BEIJING — China said Thursday it is providing COVID-19 vaccines to nearly 40 African countries, describing its actions as purely altruistic in an apparent intensification of what has been described as “vaccine diplomacy.”
The vaccines were donated or sold at “favorable prices,” Foreign Ministry official Wu Peng told reporters.
Wu compared China’s outreach to the actions of “some countries that have said they have to wait for their own people to finish the vaccination before they could supply the vaccines to foreign countries,” in an apparent dig at the United States.
“We believe that it is, of course, necessary to ensure that the Chinese people get vaccinated as soon as possible, but for other countries in need, we also try our best to provide vaccine help,” said Wu, who is director of the ministry’s Africa department.
While the U.S. has been accused by some of hoarding vaccines, President Joe Biden on Monday pledged to share an additional 20 million vaccine doses in the coming six weeks, bringing the total U.S. commitment to 80 million. The Biden administration hasn’t said which countries will receive them.
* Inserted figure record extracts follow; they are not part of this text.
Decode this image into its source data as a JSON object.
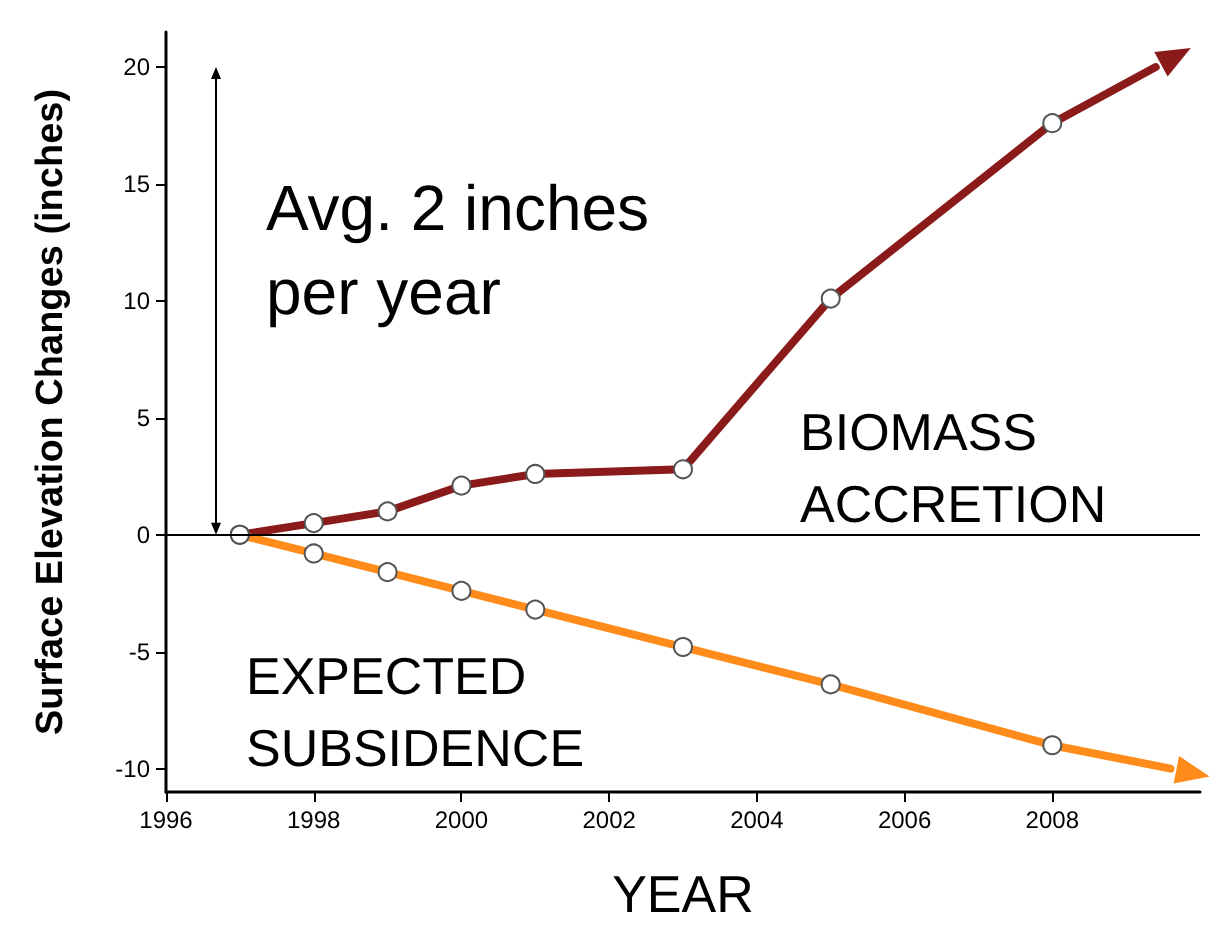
{
  "chart_data": {
    "type": "line",
    "xlabel": "YEAR",
    "ylabel": "Surface Elevation Changes (inches)",
    "xlim": [
      1996,
      2010
    ],
    "xticks": [
      1996,
      1998,
      2000,
      2002,
      2004,
      2006,
      2008
    ],
    "ylim": [
      -11,
      21.5
    ],
    "yticks": [
      -10,
      -5,
      0,
      5,
      10,
      15,
      20
    ],
    "series": [
      {
        "name": "BIOMASS ACCRETION",
        "color": "#8b1a1a",
        "x": [
          1997,
          1998,
          1999,
          2000,
          2001,
          2003,
          2005,
          2008,
          2009.4
        ],
        "values": [
          0,
          0.5,
          1.0,
          2.1,
          2.6,
          2.8,
          10.1,
          17.6,
          20
        ]
      },
      {
        "name": "EXPECTED SUBSIDENCE",
        "color": "#ff8c1a",
        "x": [
          1997,
          1998,
          1999,
          2000,
          2001,
          2003,
          2005,
          2008,
          2009.6
        ],
        "values": [
          0,
          -0.8,
          -1.6,
          -2.4,
          -3.2,
          -4.8,
          -6.4,
          -9,
          -10
        ]
      }
    ],
    "annotations": [
      "Avg. 2 inches per year"
    ],
    "ref_lines": [
      {
        "axis": "y",
        "value": 0,
        "color": "#000000"
      }
    ],
    "marker": "circle",
    "line_style": "solid",
    "grid": false,
    "legend": false
  }
}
The doses will come from existing U.S. production of Pfizer, Moderna or Johnson & Johnson vaccine stocks. The administration previously committed to share about 60 million doses of the AstraZeneca vaccine by the end of June.
The U.N. Security Council called on Wednesday for accelerated availability of COVID-19 vaccines for Africa, expressing concern that the continent has only received about 2% of all vaccines administered globally.
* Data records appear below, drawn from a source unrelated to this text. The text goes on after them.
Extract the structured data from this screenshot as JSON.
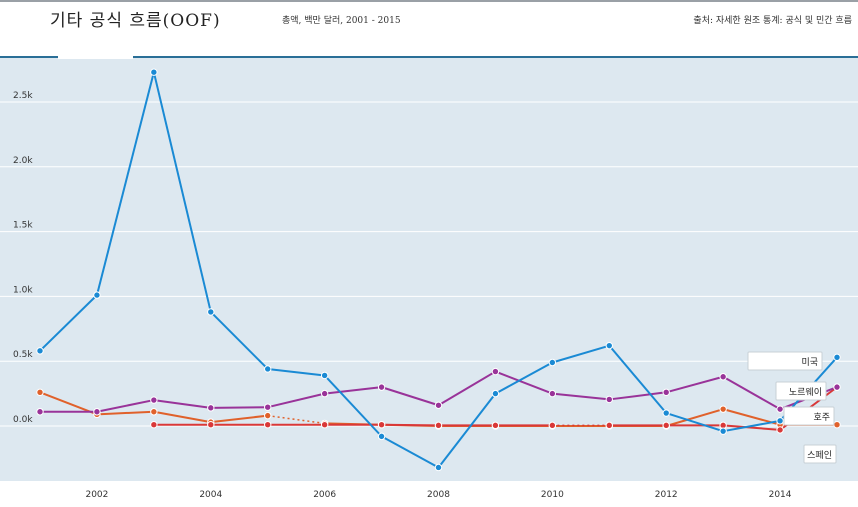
{
  "header": {
    "title": "기타 공식 흐름(OOF)",
    "subtitle": "총액, 백만 달러, 2001 - 2015",
    "source": "출처: 자세한 원조 통계: 공식 및 민간 흐름"
  },
  "chart_data": {
    "type": "line",
    "x": [
      2001,
      2002,
      2003,
      2004,
      2005,
      2006,
      2007,
      2008,
      2009,
      2010,
      2011,
      2012,
      2013,
      2014,
      2015
    ],
    "xticks": [
      "2002",
      "2004",
      "2006",
      "2008",
      "2010",
      "2012",
      "2014"
    ],
    "xtick_values": [
      2002,
      2004,
      2006,
      2008,
      2010,
      2012,
      2014
    ],
    "yticks": [
      "0.0k",
      "0.5k",
      "1.0k",
      "1.5k",
      "2.0k",
      "2.5k"
    ],
    "ytick_values": [
      0,
      500,
      1000,
      1500,
      2000,
      2500
    ],
    "ylim": [
      -400,
      2850
    ],
    "xlim": [
      2000.9,
      2015.4
    ],
    "grid": true,
    "series": [
      {
        "name": "미국",
        "color": "#1a8ad4",
        "values": [
          580,
          1010,
          2730,
          880,
          440,
          390,
          -80,
          -320,
          250,
          490,
          620,
          100,
          -40,
          40,
          530
        ]
      },
      {
        "name": "노르웨이",
        "color": "#993399",
        "values": [
          110,
          110,
          200,
          140,
          145,
          250,
          300,
          160,
          420,
          250,
          205,
          260,
          380,
          130,
          300
        ]
      },
      {
        "name": "호주",
        "color": "#e0612b",
        "values": [
          260,
          90,
          110,
          30,
          80,
          20,
          10,
          0,
          0,
          0,
          0,
          0,
          130,
          10,
          10
        ],
        "dashed_segments": [
          [
            2005,
            2006
          ]
        ]
      },
      {
        "name": "스페인",
        "color": "#d93838",
        "values": [
          null,
          null,
          10,
          10,
          10,
          10,
          10,
          5,
          5,
          5,
          5,
          5,
          5,
          -30,
          300
        ],
        "dashed_segments": [
          [
            2010,
            2011
          ]
        ]
      }
    ]
  }
}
A presidential statement approved by all 15 members at a council meeting on African issues reiterated the need for “equitable access” to quality, affordable COVID-19 tests, treatments and vaccines.
China’s vaccine diplomacy has been a surprising success: It has pledged roughly half a billion doses of its vaccines to more than 45 countries, according to an Associated Press tally.
With just four of China’s many vaccine makers claiming they are able to produce at least 2.6 billion doses this year, a large part of the world’s population will end up inoculated not with the fancy Western vaccines boasting headline-grabbing efficacy rates, but with China’s humble, traditionally made shots.
Egypt will start locally producing China’s Sinovac COVID-19 vaccine in June, with Sinovac enabling the Egyptian side to obtain the expertise and technical assistance to produce the vaccine, giving the license to manufacture and pack the vaccine in Egypt.
“Aid alone cannot solve Africa’s vaccine issues. We must support local manufacturing of vaccines in Africa, even though this is difficult due to (low) levels of industrialization,” Wu said.